Ora sostenere con forza il Back Reshoring
Le fabbriche chiudono, per un periodo, ma altre potrebbero ritornare. Mentre infatti le fabbriche, in buona parte, sono costrette a fermarsi per via della pandemia, la produzione delle merci già da tempo, e da domani forse ancora di più, sta compiendo un percorso di ritorno, con i grandi marchi impegnati nel riportare l’intera produzione sul mercato domestico. L’Italia detiene, buona notizia, il record europeo di rientri in patria e si classifica ai primi posti a livello mondiale, dietro solo agli USA e con UK, nel cosiddetto back- reshoring.
Sono infatti ben 120 le aziende italiane che – secondo la ricerca condotta dal consorzio Uni-CLUB MoRe Back-reshoring Research Group, in collaborazione con Federazione Anie – hanno riportato la produzione in Italia tra il 2000 e il 2015 su 376 casi in Europa e altri 329 in Nord America. Questo processo interessa, al momento, prevalentemente i comparti che avevano esternalizzato l’asset produttivo e organizzativo verso l’Europa dell’Est e la Cina ma è facile ipotizzare che il fenomeno possa estendersi, coinvolgendo settori importanti e strategici.
Uno studio del 2017 condotto dall’Università di Udine, in collaborazione con gli atenei di Catania, l’Aquila, Bologna, Modena e Reggio Emilia, ha analizzato per la prima volta le modalità con cui avvengono i processi di rimpatrio produttivo prendendo in esame 700 casi di reshoring a livello mondiale. Secondo la ricerca le motivazioni che inducono alla rilocalizzazione sono la riduzione dei tempi di consegna (time to market), la prossimità al cliente, il desiderio di far leva sul “Made in”, l’opportunità di automatizzazione dei processi produttivi in madrepatria, la migliore capacità di innovazione di prodotto. Oggi, a queste tematiche, si può sicuramente aggiungere anche la crescente insicurezza generata dalla pandemia, con conseguente blocco delle produzioni e rischio di interruzione della catena del valore a livello globale.

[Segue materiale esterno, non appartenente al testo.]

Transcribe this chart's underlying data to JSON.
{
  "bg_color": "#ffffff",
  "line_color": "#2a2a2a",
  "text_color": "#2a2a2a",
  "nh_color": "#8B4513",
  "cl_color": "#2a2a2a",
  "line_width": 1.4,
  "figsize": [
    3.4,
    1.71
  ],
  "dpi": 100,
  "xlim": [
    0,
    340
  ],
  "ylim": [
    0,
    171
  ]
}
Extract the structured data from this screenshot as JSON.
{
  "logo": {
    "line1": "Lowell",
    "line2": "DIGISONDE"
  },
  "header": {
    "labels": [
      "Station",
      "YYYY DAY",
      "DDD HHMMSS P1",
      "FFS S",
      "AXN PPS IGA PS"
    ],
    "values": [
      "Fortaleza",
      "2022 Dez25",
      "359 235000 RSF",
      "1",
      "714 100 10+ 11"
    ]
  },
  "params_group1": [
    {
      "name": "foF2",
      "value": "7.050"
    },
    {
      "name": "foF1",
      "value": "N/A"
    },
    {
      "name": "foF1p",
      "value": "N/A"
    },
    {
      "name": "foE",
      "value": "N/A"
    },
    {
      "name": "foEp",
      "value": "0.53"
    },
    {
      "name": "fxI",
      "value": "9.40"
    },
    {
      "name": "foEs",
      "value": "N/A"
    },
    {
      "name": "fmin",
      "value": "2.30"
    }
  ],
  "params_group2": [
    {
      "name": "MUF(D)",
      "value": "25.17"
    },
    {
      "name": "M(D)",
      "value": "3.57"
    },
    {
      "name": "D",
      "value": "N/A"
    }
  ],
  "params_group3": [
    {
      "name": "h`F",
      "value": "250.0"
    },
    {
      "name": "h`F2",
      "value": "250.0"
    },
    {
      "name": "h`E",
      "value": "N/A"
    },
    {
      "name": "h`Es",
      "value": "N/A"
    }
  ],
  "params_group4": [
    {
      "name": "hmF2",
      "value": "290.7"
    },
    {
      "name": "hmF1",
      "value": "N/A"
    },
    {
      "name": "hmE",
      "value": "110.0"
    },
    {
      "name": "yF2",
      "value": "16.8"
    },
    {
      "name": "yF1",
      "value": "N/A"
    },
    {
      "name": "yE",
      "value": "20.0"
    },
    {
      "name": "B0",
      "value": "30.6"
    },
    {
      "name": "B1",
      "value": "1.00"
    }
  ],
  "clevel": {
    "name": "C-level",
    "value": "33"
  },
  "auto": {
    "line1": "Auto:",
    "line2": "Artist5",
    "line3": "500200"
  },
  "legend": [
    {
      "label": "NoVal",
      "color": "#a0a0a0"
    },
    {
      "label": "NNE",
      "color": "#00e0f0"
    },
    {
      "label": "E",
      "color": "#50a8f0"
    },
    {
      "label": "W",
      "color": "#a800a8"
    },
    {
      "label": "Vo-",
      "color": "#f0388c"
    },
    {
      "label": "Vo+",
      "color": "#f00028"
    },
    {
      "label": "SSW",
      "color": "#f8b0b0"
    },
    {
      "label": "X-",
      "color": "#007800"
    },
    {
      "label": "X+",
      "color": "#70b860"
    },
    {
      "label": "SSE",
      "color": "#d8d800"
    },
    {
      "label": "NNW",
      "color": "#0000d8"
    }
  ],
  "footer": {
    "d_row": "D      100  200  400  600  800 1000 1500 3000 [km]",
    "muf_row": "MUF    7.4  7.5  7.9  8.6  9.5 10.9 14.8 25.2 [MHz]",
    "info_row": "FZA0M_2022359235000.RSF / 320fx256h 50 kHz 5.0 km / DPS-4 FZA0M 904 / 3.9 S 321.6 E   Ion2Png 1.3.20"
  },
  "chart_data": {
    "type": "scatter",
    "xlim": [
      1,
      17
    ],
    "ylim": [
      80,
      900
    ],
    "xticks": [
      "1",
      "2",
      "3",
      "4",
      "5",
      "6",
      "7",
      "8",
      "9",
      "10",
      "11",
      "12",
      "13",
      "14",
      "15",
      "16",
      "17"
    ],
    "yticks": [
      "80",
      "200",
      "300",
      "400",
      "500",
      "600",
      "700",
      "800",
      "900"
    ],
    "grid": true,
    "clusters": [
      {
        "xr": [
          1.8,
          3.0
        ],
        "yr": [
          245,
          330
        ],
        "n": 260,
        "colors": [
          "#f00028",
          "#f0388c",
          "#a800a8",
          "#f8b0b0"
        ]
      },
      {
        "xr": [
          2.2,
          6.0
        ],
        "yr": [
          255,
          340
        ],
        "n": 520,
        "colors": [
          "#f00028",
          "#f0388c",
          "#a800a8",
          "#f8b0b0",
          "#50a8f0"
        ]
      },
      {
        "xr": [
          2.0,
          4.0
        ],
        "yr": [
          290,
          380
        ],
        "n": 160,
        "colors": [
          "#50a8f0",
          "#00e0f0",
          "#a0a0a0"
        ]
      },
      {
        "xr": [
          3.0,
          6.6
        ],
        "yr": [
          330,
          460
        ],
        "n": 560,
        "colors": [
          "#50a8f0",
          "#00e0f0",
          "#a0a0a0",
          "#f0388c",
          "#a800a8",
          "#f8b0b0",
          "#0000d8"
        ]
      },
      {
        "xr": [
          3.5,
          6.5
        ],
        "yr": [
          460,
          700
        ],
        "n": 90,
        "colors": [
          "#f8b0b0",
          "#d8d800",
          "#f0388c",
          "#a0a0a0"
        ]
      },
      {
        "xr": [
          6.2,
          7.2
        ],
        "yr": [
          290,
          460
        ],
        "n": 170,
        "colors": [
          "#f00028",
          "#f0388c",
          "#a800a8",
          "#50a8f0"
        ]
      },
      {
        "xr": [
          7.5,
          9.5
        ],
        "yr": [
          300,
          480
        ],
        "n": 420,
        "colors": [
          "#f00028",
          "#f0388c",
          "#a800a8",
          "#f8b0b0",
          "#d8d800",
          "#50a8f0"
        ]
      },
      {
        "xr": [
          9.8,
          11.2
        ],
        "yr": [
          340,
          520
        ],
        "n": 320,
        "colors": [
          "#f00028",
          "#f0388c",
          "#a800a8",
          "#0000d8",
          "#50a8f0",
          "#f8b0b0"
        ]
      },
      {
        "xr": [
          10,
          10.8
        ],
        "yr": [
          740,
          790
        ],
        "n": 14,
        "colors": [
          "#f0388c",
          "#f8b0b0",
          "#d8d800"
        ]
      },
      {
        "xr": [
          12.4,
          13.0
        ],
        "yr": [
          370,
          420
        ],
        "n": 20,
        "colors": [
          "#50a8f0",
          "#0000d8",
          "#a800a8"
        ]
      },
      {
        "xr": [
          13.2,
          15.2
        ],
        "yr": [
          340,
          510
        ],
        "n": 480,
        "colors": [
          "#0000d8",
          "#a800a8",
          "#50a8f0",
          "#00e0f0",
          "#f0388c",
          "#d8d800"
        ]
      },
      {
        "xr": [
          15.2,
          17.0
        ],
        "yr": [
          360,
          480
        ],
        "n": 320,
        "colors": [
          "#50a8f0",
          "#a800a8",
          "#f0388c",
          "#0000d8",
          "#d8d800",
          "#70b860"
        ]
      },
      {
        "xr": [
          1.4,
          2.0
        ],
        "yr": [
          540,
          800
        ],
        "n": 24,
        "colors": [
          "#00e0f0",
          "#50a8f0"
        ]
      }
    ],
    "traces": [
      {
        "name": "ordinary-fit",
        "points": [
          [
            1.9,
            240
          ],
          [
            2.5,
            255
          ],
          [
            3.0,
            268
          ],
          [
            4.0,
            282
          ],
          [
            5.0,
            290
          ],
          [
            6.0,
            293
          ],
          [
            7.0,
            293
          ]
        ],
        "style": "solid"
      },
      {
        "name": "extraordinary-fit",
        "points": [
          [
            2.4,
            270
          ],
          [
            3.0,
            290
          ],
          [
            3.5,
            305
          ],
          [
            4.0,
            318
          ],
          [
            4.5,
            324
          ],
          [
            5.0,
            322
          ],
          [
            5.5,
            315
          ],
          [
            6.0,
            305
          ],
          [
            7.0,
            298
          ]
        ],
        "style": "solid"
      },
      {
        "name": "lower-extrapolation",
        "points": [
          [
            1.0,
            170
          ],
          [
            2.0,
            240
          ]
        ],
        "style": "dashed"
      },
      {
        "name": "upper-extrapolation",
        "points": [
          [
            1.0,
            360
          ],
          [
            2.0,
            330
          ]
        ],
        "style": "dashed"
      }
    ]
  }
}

Per altro, già da qualche anno, l’avvento dell’industria 4.0, con le sue tecnologie digitali dal costo pressoché omogeneo in tutto il mondo, sta riducendo notevolmente lo svantaggio competitivo finora subito dai paesi occidentali nei confronti della manodopera estera a basso costo.
Perché allora non incentivare, oggi più che mai, il rimpatrio di produzioni anche attraverso incentivi fiscali e un supporto operativo di soft landing alla rilocalizzazione in Italia? L’impatto, in termini di ricchezza di ritorno ma anche di posti di lavoro generati, potrebbe essere importante, soprattutto di questi tempi.
Ecco allora che tornerebbe utile, adesso, la stesura di un ampio piano di misure di sostegno alla rilocalizzazione nazionale, che può prendere spunto dal “Progetto Reshoring”, avviato da Sistema Moda Italia in collaborazione con ministero dello Sviluppo e PWC e cofinanziato con i fondi dell’Unione Europea. L’esperienza appena citata mira a creare le condizioni necessarie per il rimpatrio delle produzioni in Italia e per l’aumento della produttività in due aree pilota, Puglia e Veneto, nonché a promuovere interventi di assistenza alle imprese e di riqualificazione e formazione del personale attraverso la costituzione di un’accademia. Tra le azioni strategiche anche investimenti in ricerca e sviluppo per la realizzazione di nuove tecnologie a supporto del processo produttivo e creazione delle condizioni per ridurre il costo del lavoro.
Insomma la tendenza è già in atto da alcuni ormai, le buone pratiche da cui prendere spunto non mancano; si tratterebbe ora di dare più forza e ampiezza agli strumenti di accompagnamento, per riportare a casa un pezzo d’Italia e di PIL italiano che, di questi tempi, potrebbe fare davvero la differenza.